2021: After outrage, the government picks up its plans
In March 2021 a row broke out in relation to the government’s LGBT Advisory Panel. Three members of the panel – which was set up under Theresa May’s government – resigned, citing a “hostile environment” for LGBT+ people in the Tory administration.
One of those who resigned was Jayne Ozanne, who is herself a survivor of conversion therapy. She cited a concerning speech given by equalities minister Kemi Badenoch earlier that month following a conversion therapy debate. In her speech, Badenoch refused to use the word “ban” and refused to give MPs a timeline for when legislation prohibiting the practice would being introduced.
Just one day after Ozanne resigned, James Morton and Ellen Murray quit the panel.

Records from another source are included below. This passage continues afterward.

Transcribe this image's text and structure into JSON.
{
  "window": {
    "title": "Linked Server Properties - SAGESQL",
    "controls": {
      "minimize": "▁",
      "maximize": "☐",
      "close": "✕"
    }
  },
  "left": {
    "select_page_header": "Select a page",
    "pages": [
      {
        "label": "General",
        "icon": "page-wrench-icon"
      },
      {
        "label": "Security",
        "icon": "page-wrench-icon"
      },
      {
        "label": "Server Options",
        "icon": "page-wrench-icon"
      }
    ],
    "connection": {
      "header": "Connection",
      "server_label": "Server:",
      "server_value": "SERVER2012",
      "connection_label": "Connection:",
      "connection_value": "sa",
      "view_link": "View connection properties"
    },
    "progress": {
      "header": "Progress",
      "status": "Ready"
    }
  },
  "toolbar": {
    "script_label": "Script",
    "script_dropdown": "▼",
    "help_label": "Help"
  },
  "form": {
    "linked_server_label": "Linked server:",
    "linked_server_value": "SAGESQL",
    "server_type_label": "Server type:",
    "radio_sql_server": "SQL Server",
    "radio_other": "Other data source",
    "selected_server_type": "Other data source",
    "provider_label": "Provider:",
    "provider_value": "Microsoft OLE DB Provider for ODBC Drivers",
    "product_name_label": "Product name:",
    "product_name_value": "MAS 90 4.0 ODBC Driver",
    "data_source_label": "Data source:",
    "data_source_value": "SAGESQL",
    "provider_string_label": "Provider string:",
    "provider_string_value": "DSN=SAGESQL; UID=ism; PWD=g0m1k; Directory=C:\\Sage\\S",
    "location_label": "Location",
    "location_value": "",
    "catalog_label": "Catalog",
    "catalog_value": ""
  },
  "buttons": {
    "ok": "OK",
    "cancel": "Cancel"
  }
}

In a blistering letter to Priti Patel, Morton said he had “no confidence” that the UK government wanted to protect the rights of LGBT+ people in the UK.
Shortly after those resignations, Truss told ITV News that she would “bring forward plans to ban conversion therapy” in the near future – but all wasn’t as it seemed. In April, the LGBT Advisory Panel was disbanded altogether, and in May, the government signalled that it had abandoned the 2018 LGBT Action Plan entirely.
However, that same month, the government announced that it would ban conversion therapy after a public consultation process on the topic – and LGBT+ people immediately reacted with frustration and disappointment. A previous public consultation into Gender Recognition Act (GRA) reform found that there was broad public support for change – but the government scrapped its plans anyway.
In October, the consultation document was published. It was widely condemned for being shot with loopholes and red flags, including religious exemptions.
Although the document set out to ban “talking conversion therapy” as well as physical violence, it added: “To be clear: talking conversion therapy could not be reasonably understood to include communication such as casual conversations, exchanges of views, private prayer or pure speech acts.”
The exemptions of “private prayer” and “everyday religious practice”, would have left those in faith communities especially vulnerable to legal conversion therapy.
The document also said that adults should be able to “consent” to conversion therapy practices.
The government laid out the definition of consent from Section 74 of the Sexual Offences Act 2003: “Where a person agrees by choice, and has the freedom and capacity to make that choice.”
But campaigners, and existing case law, say that no one can freely consent to psychological harm.
The document also referred to attempts to convert a person “from not being transgender to being transgender”, and even alluded to the anti-trans talking point that trans children will be pushed to go down a “clinical pathway” which “might result in an irreversible decision”.
Tory equalities minister Mike Freer would later signal that any legislative ban would cover religious practices and protect trans people, insisting: “There is no LGBT without the T.”
In the end, it would be the entire LGBT+ community thrown to the wolves by Boris Johnson.